La procédure engagée par la République démocratique du Congo contre le Rwanda devant la Cour internationale de Justice (CIJ) franchit une nouvelle étape. Après le dépôt de sa requête le 26 juin 2026, Kinshasa reste déterminée à faire examiner ses accusations par la plus haute juridiction des Nations unies.
Le 20 juillet, les délégations congolaise et rwandaise se sont retrouvées à La Haye, aux Pays-Bas, pour une première réunion de procédure. Cette séance, essentiellement technique, n’avait pas pour objet d’examiner le fond du dossier, mais de fixer les modalités qui encadreront la suite de l’affaire.
Pour les autorités congolaises, cette rencontre marque le véritable lancement de la procédure judiciaire. Elle intervient dans un contexte où Kinshasa affirme vouloir utiliser tous les leviers disponibles – diplomatiques, militaires et désormais judiciaires – pour défendre sa position sur la crise sécuritaire dans l’Est du pays.

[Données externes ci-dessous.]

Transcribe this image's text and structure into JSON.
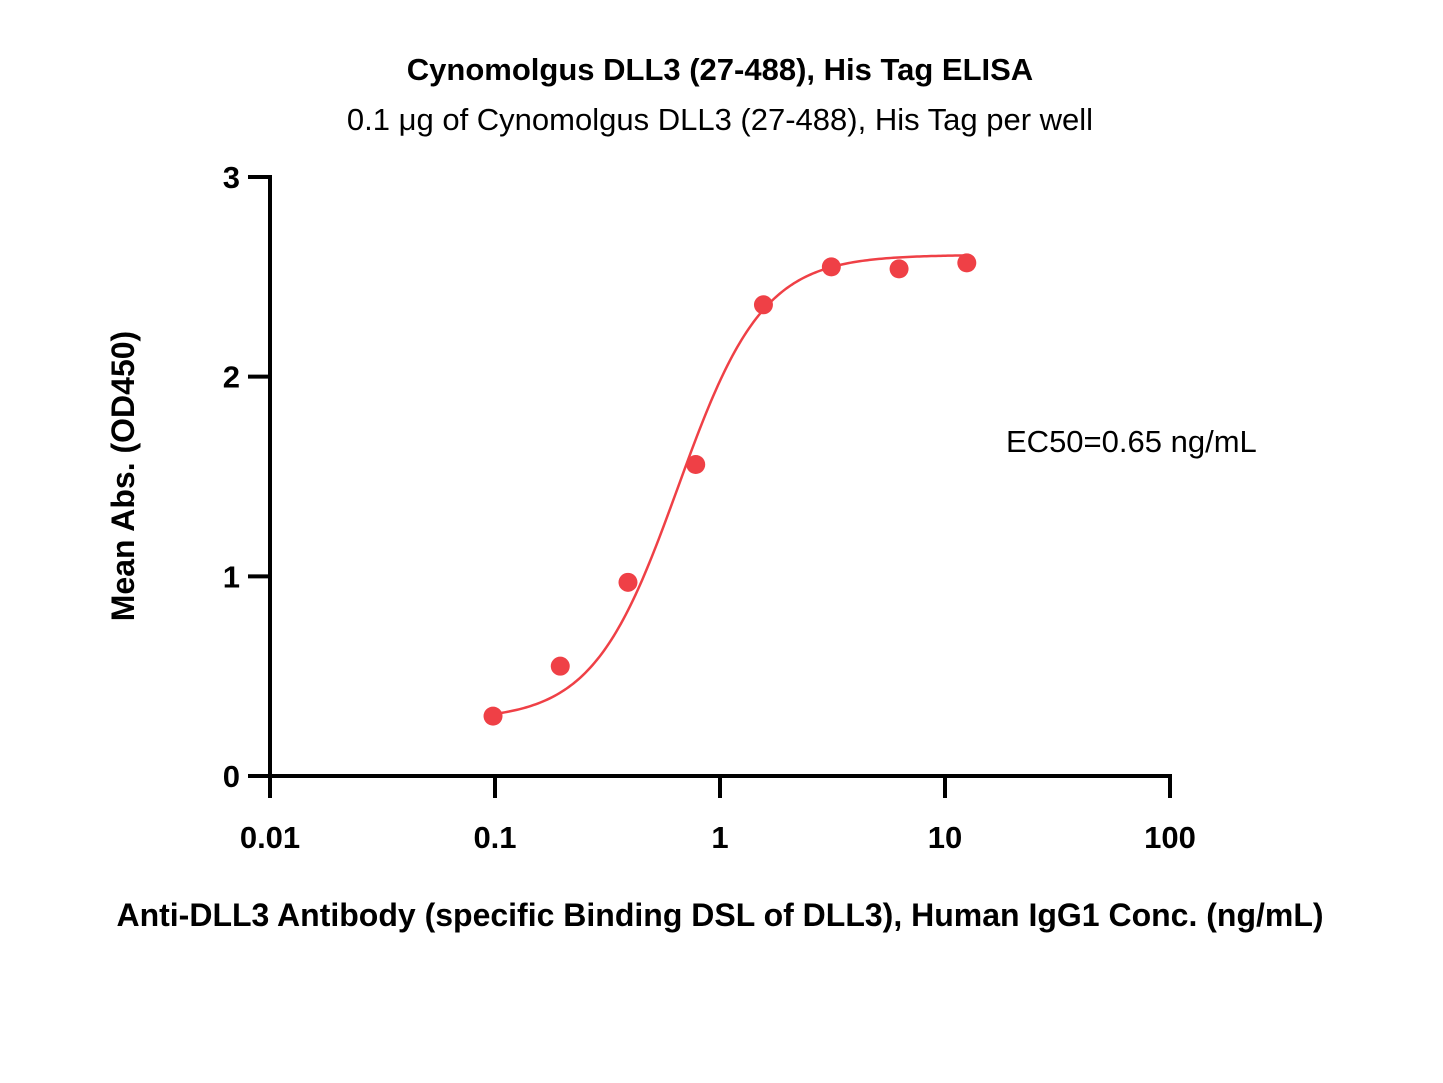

Cette saisine de la CIJ intervient après plusieurs années de dénonciations et de démarches diplomatiques. Le gouvernement congolais estime que les différents rapports publiés ces dernières années sur la situation dans l’Est renforcent sa volonté de porter le différend devant la justice internationale.
Une première tentative avait déjà été engagée au début des années 2000, sans aboutir, la Cour s’étant alors déclarée incompétente. Cette fois, Kinshasa espère voir le dossier examiné sur le fond.
La délégation congolaise, conduite par le ministre d’État Guillaume Ngefa, a pris part à cette première étape procédurale aux côtés de la délégation rwandaise. La CIJ doit désormais fixer le calendrier de dépôt des mémoires avant l’ouverture des audiences consacrées au fond de l’affaire.